Wow, perhaps they mixed up the listing of a “tray” CPU with “a tray of CPUs”
Thanks for willing to test! I’m curious on what clock speeds to expect given a certain number of cores loaded. If on Windows, you could try this Sysinternals tool: CpuStres - Windows Sysinternals | Microsoft Docs
There you can start a bunch of processes, and set “Activity level = Maximum” in the menu. It is also possible to pin processes to specific cores. (did not work when I tried)
You could test e.g. to run 4, 8, 12 or 16 processes in parallel, and monitor the CPU frequency in task manager - I assume the number reported there will be the max frequency among all running cores.
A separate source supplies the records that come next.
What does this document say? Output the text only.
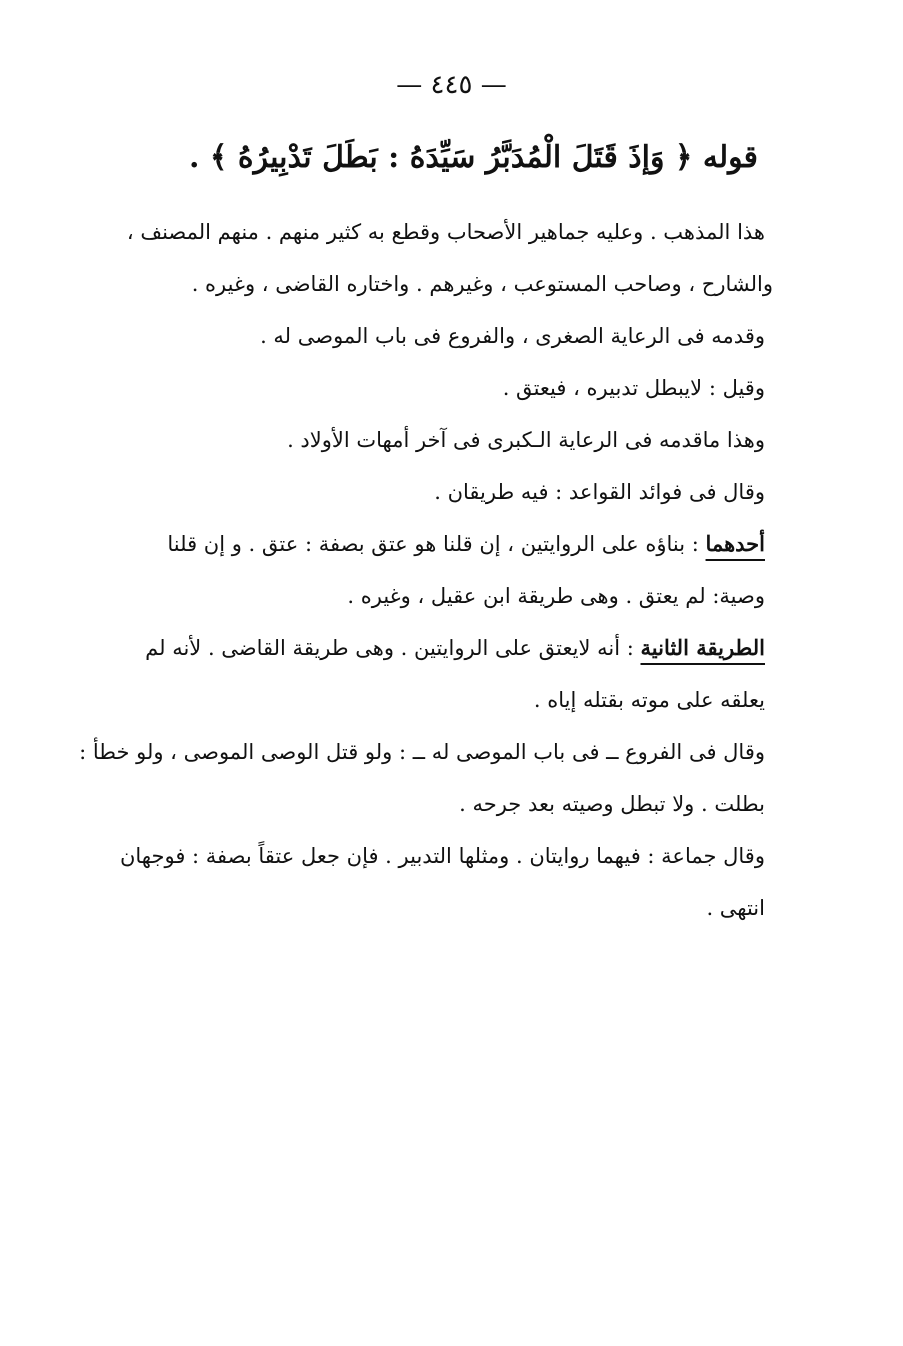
— ٤٤٥ —
قوله ﴿ وَإذَ قَتَلَ الْمُدَبَّرُ سَيِّدَهُ : بَطَلَ تَدْبِيرُهُ ﴾ .
هذا المذهب . وعليه جماهير الأصحاب وقطع به كثير منهم . منهم المصنف ،
والشارح ، وصاحب المستوعب ، وغيرهم . واختاره القاضى ، وغيره .
وقدمه فى الرعاية الصغرى ، والفروع فى باب الموصى له .
وقيل : لايبطل تدبيره ، فيعتق .
وهذا ماقدمه فى الرعاية الـكبرى فى آخر أمهات الأولاد .
وقال فى فوائد القواعد : فيه طريقان .
أحدهما : بناؤه على الروايتين ، إن قلنا هو عتق بصفة : عتق . و إن قلنا
وصية: لم يعتق . وهى طريقة ابن عقيل ، وغيره .
الطريقة الثانية : أنه لايعتق على الروايتين . وهى طريقة القاضى . لأنه لم
يعلقه على موته بقتله إياه .
وقال فى الفروع ــ فى باب الموصى له ــ : ولو قتل الوصى الموصى ، ولو خطأ :
بطلت . ولا تبطل وصيته بعد جرحه .
وقال جماعة : فيهما روايتان . ومثلها التدبير . فإن جعل عتقاً بصفة : فوجهان
انتهى .
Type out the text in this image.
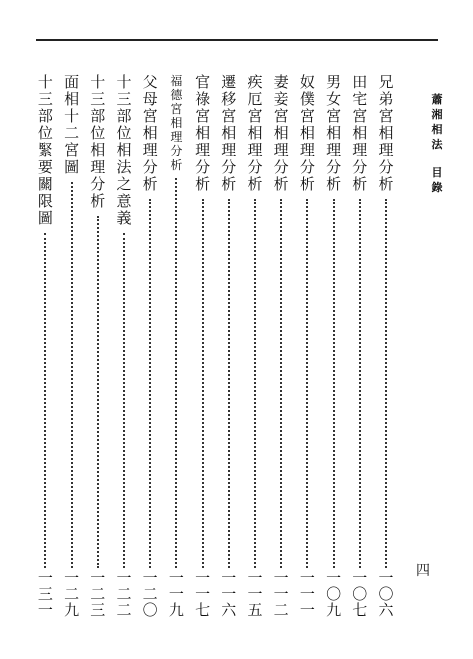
蕭湘相法
目錄
四
兄
弟
宮
相
理
分
析
一
〇
六
田
宅
宮
相
理
分
析
一
〇
七
男
女
宮
相
理
分
析
一
〇
九
奴
僕
宮
相
理
分
析
一
一
一
妻
妾
宮
相
理
分
析
一
一
二
疾
厄
宮
相
理
分
析
一
一
五
遷
移
宮
相
理
分
析
一
一
六
官
祿
宮
相
理
分
析
一
一
七
福
德
宮
相
理
分
析
一
一
九
父
母
宮
相
理
分
析
一
二
〇
十
三
部
位
相
法
之
意
義
一
二
二
十
三
部
位
相
理
分
析
一
二
三
面
相
十
二
宮
圖
一
二
九
十
三
部
位
緊
要
關
限
圖
一
三
一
What I’m not sure about is how SMT will be used in this scenario - if one thread / core is loaded first, then the above strategy will work - however if the scheduler opts to use both threads on a core before loading the next one, then we would need to double the numbers. I’ll investigate this on my Rome chip and get back… [the boldface scenario above is the correct one, see results below]
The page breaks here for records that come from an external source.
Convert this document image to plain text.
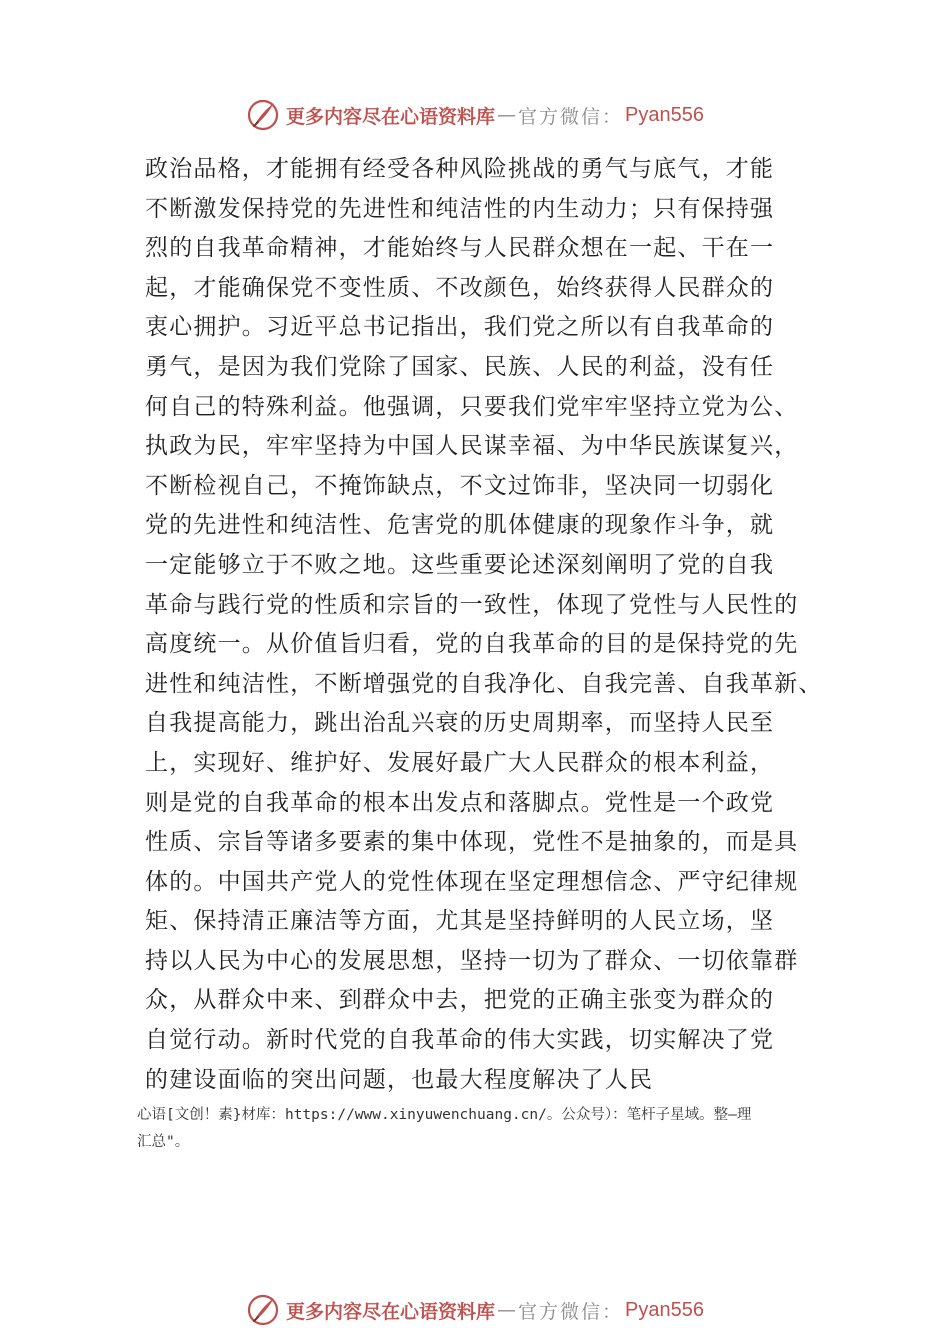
更多内容尽在心语资料库 — 官方微信： Pyan556
政治品格，才能拥有经受各种风险挑战的勇气与底气，才能
不断激发保持党的先进性和纯洁性的内生动力；只有保持强
烈的自我革命精神，才能始终与人民群众想在一起、干在一
起，才能确保党不变性质、不改颜色，始终获得人民群众的
衷心拥护。习近平总书记指出，我们党之所以有自我革命的
勇气，是因为我们党除了国家、民族、人民的利益，没有任
何自己的特殊利益。他强调，只要我们党牢牢坚持立党为公、
执政为民，牢牢坚持为中国人民谋幸福、为中华民族谋复兴，
不断检视自己，不掩饰缺点，不文过饰非，坚决同一切弱化
党的先进性和纯洁性、危害党的肌体健康的现象作斗争，就
一定能够立于不败之地。这些重要论述深刻阐明了党的自我
革命与践行党的性质和宗旨的一致性，体现了党性与人民性的
高度统一。从价值旨归看，党的自我革命的目的是保持党的先
进性和纯洁性，不断增强党的自我净化、自我完善、自我革新、
自我提高能力，跳出治乱兴衰的历史周期率，而坚持人民至
上，实现好、维护好、发展好最广大人民群众的根本利益，
则是党的自我革命的根本出发点和落脚点。党性是一个政党
性质、宗旨等诸多要素的集中体现，党性不是抽象的，而是具
体的。中国共产党人的党性体现在坚定理想信念、严守纪律规
矩、保持清正廉洁等方面，尤其是坚持鲜明的人民立场，坚
持以人民为中心的发展思想，坚持一切为了群众、一切依靠群
众，从群众中来、到群众中去，把党的正确主张变为群众的
自觉行动。新时代党的自我革命的伟大实践，切实解决了党
的建设面临的突出问题，也最大程度解决了人民
心语[文创！素}材库：https://www.xinyuwenchuang.cn/。公众号）：笔杆子星域。整—理
汇总"。
更多内容尽在心语资料库 — 官方微信： Pyan556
(I think for a “gaming VM” scenario it would make sense to load all cores on a CCD at the time, and test with 1, 2, 3, or 4 CCDs loaded. As a VM would probably run on 1-2 CCDs in order to share cache. It is possible to pin processes to cores within CpuStres, however it looks a bit cumbersome for 32 threads as it can seemingly only be done from the menu, one process at a time. It might be easier on Proxmox in the end.)
EDIT:
It looks like Win10 schedules one thread per socket first. Here is a screenshot from my 7252 (8c16t) when running CpuStres:
Summary
Every other logical CPU gets loaded, which corresponds to one thread per core (I checked the order with Coreinfo). Generally, it looks like Win10 spreads threads widely, utilizing all CCX when possible.
The “Affinity” and “Ideal CPU” columns seem buggy, I could not use them to control thread placement.
Forgot to include the clock reading in the picture above:
Summary
I believe that neither Rome nor Milan would leave one core at higher clock while clocking down the rest under load, why the single number from taskman.exe (on the left) would suffice. If unsure, one can check with CPUID HWMonitor (right).
Interestingly, my 7252 never goes below its max speed (3.2GHz) under this type of load. For prime95, however, it went down to base when fully loaded (probably due to AVX). And this is on the lowest cTDP setting
Testing of clock dynamics on Win10 (tentative procedure)
@MasterMace (provided you are still running Windows; or anyone else with a Milan chip running Windows): it would be interesting if you could try using CpuStres to start 4x “max activity” threads at a time up to 32, and note the max clock (as given by taskman.exe) at each step. E.g.:
Threads clock
4t ?
8t ?
...
32t ?
Preferably at max cTDP setting. What is interesting to see is how quickly max clock drops when more and more cores are loaded. NB: this result will not speak directly to the scenario when a CCD-pinned VM is running under load - for that we need to control core affinity too, which adds complexity.
Optional second test
Repeat the same procedure with Prime95 instead of CpuStres. Prime95 uses AVX and is therefore more power-hungry - I believe it will model more of a worst-case scenario.
Final remarks
The above could surely be scripted, but my savyness with cmd/powershell is limited… - I’ll try to come up with a procedure for *nix too, using a bit more automation.
Finally, I think the most interesting result would be at max cTDP setting. According to @wendell in another thread, Milan can boost quite a lot over rated base clock even under full load. I’d also curious if Milan ever gets significantly above rated max boost.